Für „Appetite For Democracy“ gibt sich Mr. Rose nicht mit zwei Dimensionen zufrieden. Die DVD kommt für jene, die das passende Equipment haben, in 3D. Bei meiner 2D-Version stimmen zwar Bild und Ton nicht immer überein, Sound- und Bildqualität sind aber exzellent. Beim Bonusmaterial wurde gespart, nur vier Interviews mit vier der mittlerweile acht Bandmitglieder, keines davon Axl. Dafür ist die Setlist ein Knaller. Im Verlauf der über zweieinhalb Stunden bleibt kein Wunsch unerfüllt, neben allen Klassikern kommt viel Material vom noch immer aktuellen Album „Chinese Democracy“ (was zu einer recht öden Durststrecken in der ersten Hälfte führt). Zwischengestreut gibt es Überraschungen wie „Civil War“, „Rocket Queen“ und „Used To Love Her“, Solostücke einiger Bandmitglieder und ein paar Coversongs. Neben bereits bekannten Sachen wie „Live And Let Die“ und natürlich „Knockin‘ On Heaven’s Door“ gibt’s auch was von PINK FLOYD (schwach) und THE WHO (stark).

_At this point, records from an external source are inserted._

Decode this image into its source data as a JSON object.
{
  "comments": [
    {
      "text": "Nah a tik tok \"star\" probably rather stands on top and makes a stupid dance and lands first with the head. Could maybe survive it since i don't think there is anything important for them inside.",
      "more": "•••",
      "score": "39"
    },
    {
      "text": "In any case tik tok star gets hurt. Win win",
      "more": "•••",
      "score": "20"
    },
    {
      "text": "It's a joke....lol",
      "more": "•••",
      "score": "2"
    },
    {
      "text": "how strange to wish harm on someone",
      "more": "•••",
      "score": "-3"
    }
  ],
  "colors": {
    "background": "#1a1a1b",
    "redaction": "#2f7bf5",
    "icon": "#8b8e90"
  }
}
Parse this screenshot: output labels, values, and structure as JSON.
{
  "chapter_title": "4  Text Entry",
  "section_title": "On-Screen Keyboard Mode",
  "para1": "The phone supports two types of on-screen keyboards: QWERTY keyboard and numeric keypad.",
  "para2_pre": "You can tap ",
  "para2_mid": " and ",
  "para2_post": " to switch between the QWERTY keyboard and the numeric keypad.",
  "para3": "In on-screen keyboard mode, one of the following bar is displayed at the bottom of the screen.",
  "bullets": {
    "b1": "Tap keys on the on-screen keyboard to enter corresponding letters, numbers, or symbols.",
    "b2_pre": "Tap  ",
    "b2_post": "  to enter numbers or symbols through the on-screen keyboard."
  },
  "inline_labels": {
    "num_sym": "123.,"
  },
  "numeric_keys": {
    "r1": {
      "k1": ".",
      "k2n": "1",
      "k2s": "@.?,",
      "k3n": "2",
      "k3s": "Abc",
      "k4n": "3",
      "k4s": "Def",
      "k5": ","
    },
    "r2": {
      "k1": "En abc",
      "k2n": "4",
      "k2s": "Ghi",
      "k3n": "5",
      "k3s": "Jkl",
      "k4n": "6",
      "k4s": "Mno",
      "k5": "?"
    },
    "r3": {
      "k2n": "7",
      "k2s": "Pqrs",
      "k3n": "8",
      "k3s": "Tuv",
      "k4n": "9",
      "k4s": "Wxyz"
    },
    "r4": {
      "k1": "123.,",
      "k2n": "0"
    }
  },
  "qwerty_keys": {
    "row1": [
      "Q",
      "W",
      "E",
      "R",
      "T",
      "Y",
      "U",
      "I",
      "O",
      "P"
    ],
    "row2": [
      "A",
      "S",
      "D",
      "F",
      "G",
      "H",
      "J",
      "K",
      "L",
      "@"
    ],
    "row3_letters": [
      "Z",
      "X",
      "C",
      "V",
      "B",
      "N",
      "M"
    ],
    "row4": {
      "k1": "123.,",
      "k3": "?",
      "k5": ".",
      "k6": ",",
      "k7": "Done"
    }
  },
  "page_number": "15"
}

Aber: Wenn ich sehe, wie Ron Thal alias Bumblefoot kläglich daran scheitert, Slashs Feeling in den Gitarrenleads von „Estranged“ zu kopieren, zu „Welcome To The Jungle“ Stripperinnen mit den Ärschen wackeln oder sich Drittgitarrist Richard Fortus als Möchtegern-Izzy zum Affen macht, könnte ich kotzen. Noch schlimmer allerdings ist der aufgedunsene, hüftsteife Axl-Imitator im Zentrum des Geschehens, der mit unterm Strich höchstens mittelmäßiger Leistung (mal wieder) seine eigene Legende demontiert. Axls Gesang unterlag schon immer unberechenbaren Schwankungen, aber zu sehen, wie er träge seine eigenen Moves kopiert, während er stimmlich zum Teil gnadenlos abkackt, treibt mir wirklich Pipi in die Augen. Ausgerechnet „Sweet Child O‘ Mine“ und „Estranged“ richtet Axl zugrunde – ich bin sicher, dass nicht wenige der Fortysomethings, die das Konzert durch ihre Handydisplays verfolgen, das besser hinbekommen hätten.
Wer kein tödlich beleidigter Alt-Fan ist wie ich, darf der Wertung gute drei Punkte hinzufügen. Falls es wirklich Leute gibt, die die Band erst mit "Chinese Democracy" für sich entdeckt haben, können sie ihren Freunden einen Glenfiddich eingießen und eine unterhaltsam bombastische Rockshow genießen, an der außer den bereits erwähnten Punkten nichts auszusetzen ist. Nur von GUNS N‘ ROSES ist dabei nichts zu spüren.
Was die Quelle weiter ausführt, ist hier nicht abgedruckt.